Il 6 gennaio scorso nella capitale del Pakistan oltre 500 imam pachistani hanno firmato la «Dichiarazione di Islamabad» contro il terrorismo islamico, le violenze compiute in nome della religione e le «fatwa» (editti) emanate in maniera indiscriminata dagli ulema radicali. La dichiarazione è stata siglata nel corso della Conferenza «Seerat-e-Rehmat-ul-Alameen» (SAW), riunita sotto l’egida del Consiglio pachistano degli ulema (Puc).

Un documento storico per il Pakistan, ufficialmente Repubblica islamica del Pakistan, segnato da continui attentati fondamentalisti contro le minoranze religiose: non solo cristiani, ma anche membri di sette considerate «infedeli», come gli ahmadi e gli sciiti.

A rendere ancora più singolare la «Dichiarazione di Islamabad», una risoluzione ad essa allegata contenente un riferimento esplicito a Asia Masih, meglio conosciuta come Asia Bibi, emblema delle violazioni della normativa anti-blasfemia. La donna cristiana condannata a morte e assolta dall’accusa di blasfemia dopo nove anni passati in prigione , è in attesa di lasciare il Pakistan, dove la sua vita è ancora in pericolo a causa dei radicali islamici che, considerando la sentenza di assoluzione una «vergogna, hanno presentato una richiesta di revisione del verdetto. Al riguardo, i 500 firmatari chiedono al ministero della Giustizia di esaminare il suo caso con assoluta «priorità», in modo «da far conoscere all’opinione pubblica la verità giuridica», sulla vicenda.
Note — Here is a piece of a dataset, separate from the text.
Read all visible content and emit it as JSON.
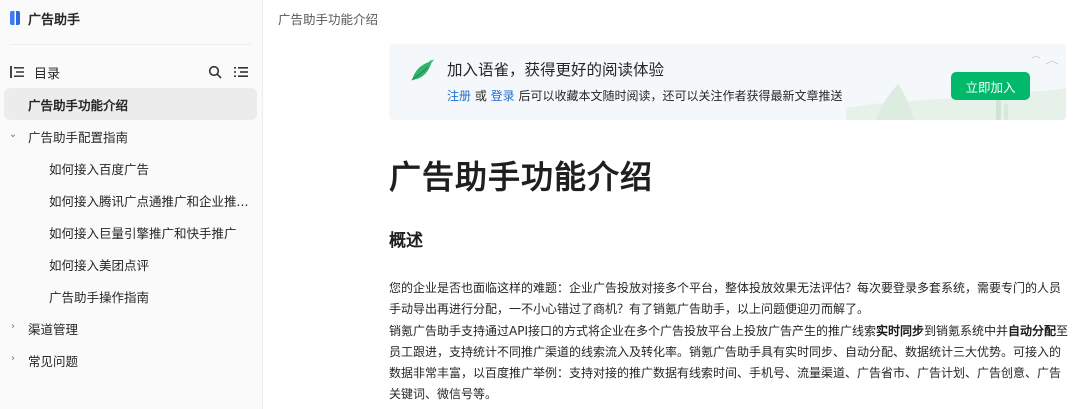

Il documento – come riportato dal sito di Asianews – si compone di sette punti e contiene elementi rilevanti per la libertà religiosa.

Al punto n. 1, esso condanna gli omicidi compiuti «con il pretesto della religione», affermando che tutto questo «è contro gli insegnamenti dell’islam». La dichiarazione afferma che nessun leader religioso ha il diritto di criticare i profeti (n. 2) e nessuna setta deve essere dichiarata «infedele» (n. 3): pertanto nessun musulmano o non musulmano può essere dichiarato «meritevole» di essere ucciso tramite sentenze pronunciate al di fuori dei tribunali, e i fedeli di ogni religione o setta hanno il diritto costituzionale di vivere nel Paese in base alle proprie norme culturali e dottrinali.

Da questo aspetto deriva anche il diritto a organizzare in maniera autonoma le proprie congregazioni con il consenso delle amministrazioni locali (n. 4) e il divieto totale di pubblicare materiale (libri, opuscoli, audio) che incitano all’odio religioso (n. 5).

Riconoscendo che il Pakistan è un Paese multi-etnico e multi-religioso, la «Dichiarazione di Islamabad» sottolinea al punto n. 6 che «è responsabilità del governo proteggere la vita e le proprietà dei non musulmani che vivono in Pakistan. Il governo deve trattare con fermezza gli elementi che minacciano i luoghi sacri dei non musulmani residenti in Pakistan».

L’ultimo punto del documento (n. 7) ribadisce l’importanza di applicare il Piano d’azione nazionale nella lotta al fondamentalismo e decreta il 2019 come l’anno dedicato a «sradicare il terrorismo, l’estremismo e la violenza settaria dal Paese», che nel 2018 hanno determinato la morte di quasi 600 persone.